Türkiye'de 127 tatlısu balığı ve 384 deniz balığı türü bulunmaktadır. Tatlısu balıkları Türkiye'nin tatlı sularında en yaygın olan balık türleri hiç şüphesiz alabalıklar ve sazangiller familyasına ait olan ak balık ve üç ayrı türü ile Bıyıklı balık türleridir, ve neredeyse Türkiye'nin her bölgesinde her derede ve çayda bulunurlar. Bunların yanında sazangiller familyasına ait sazan balığı, çapak balığı, tahta balığı, kadife balığı, kızılkanat, kızılgöz gibi türler bulunur. Türkiye'de birçok alabalık türü mevcutdur. Bunlardan Abant alası, Anadolu alası gibi bazıları sadece Türkiye'de bulunurlar. Tatlı suların en yaygın yırtıcı balıkları yayın balığı, turna balığı, sudak balığı, yılan balığı ve tatlısu levreğidir. Türkiye'nin güneydoğusunda yayın balığının bir de Mezopotamya yayını diye ikinci bir türü bulunur. Ayrıca Türkiye'nin diğer bir yerlisi olan kangal balığı, cilt hastalıklarına karşi şifalı olması ile dünyaca ün kazanmıştır. Kefal adını taşıyan ama aslında sazangiller familyasına mensup olan inci kefali sadece Van Gölünde bulunan bir yerli balık türüdür. Ticari açıdan en önemlileri sazan, gökkuşağı alabalığı, ak balık ve yayın balığıdır. 1970li yıllarda gökkuşağı alabalığının Kuzey Amerika'dan Türkiye'ye getirilmesi ve devlet tarafından üretimi desteklenmesinden sonra Türkiye'de büyük kapsamlı yetiştirilmeye başlanmıştır. Türkiye'nin her yerinde alabalık yetiştiriliciğine rastlamak mümkündür. Ayrıca yayın balığı da havuzlarda üretilmeye başlanmıştır.

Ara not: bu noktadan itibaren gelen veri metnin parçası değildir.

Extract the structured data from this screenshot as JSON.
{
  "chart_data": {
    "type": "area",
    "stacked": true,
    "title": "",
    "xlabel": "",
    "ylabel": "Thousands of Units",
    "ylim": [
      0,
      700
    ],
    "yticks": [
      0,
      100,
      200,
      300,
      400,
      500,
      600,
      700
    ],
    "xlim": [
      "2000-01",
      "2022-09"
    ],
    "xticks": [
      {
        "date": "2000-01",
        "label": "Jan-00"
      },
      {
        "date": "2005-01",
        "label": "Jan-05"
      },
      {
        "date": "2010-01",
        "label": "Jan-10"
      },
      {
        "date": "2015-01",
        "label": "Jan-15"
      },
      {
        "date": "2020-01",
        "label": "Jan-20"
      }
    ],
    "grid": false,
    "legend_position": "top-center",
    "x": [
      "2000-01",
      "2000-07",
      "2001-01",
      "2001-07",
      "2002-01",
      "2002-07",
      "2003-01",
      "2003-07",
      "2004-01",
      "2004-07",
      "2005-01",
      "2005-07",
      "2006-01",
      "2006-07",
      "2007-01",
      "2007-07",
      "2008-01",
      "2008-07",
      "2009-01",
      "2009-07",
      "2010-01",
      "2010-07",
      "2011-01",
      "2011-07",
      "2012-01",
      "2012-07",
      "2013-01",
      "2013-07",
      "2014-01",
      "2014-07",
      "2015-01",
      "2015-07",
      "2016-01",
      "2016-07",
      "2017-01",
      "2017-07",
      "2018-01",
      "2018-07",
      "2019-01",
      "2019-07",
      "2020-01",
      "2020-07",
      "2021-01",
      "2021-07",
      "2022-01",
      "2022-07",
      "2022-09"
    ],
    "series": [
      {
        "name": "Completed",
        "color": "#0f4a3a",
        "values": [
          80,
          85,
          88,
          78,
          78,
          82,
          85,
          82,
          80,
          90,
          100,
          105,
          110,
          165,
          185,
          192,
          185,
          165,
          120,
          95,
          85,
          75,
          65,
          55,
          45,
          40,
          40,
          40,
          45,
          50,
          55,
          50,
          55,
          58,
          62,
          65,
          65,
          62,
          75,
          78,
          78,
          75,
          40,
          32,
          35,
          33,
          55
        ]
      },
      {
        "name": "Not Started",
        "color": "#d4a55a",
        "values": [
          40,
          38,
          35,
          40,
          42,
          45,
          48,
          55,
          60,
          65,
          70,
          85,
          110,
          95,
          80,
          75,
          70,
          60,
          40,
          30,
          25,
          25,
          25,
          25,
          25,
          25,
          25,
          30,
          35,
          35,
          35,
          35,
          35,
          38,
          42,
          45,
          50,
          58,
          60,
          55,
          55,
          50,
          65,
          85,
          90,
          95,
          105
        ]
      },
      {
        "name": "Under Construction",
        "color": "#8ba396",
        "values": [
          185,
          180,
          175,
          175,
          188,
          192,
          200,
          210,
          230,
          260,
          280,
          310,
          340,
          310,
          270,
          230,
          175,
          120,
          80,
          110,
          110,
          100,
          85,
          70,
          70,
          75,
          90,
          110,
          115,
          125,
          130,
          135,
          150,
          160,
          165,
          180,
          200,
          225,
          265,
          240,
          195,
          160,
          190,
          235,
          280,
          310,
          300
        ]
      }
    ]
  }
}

Deniz balıkları Türkiye'nin denizlerinde bulunan en büyük balıklar boyu 7-8 metreye ve ağırlıkları 1,5 tona varabilen Mersin morinası, 500 kiloya varan mavi kanatlı orkinos ve sadece Akdeniz'de Mersin ve İskenderun körfezlerinde nadir rastlanan ve eti yenilmeyen ay balığı (3 ton). Bunların yanında bazı köpek balıkları da çok büyük olabilirler: özellikle beyaz köpek balığı (7 metre, 1,5 ton). Ticari açıdan en önemli balıklar hamsi, kefal, istavrit, barbunya, sardalya, uskumru, mezgit, sargan, kalkan ve çipura türleridir. Ayrıca çipura Türkiye'nin Ege kıyılarında çok başarılı bir şekilde suni olarak da yetiştirilmektedir.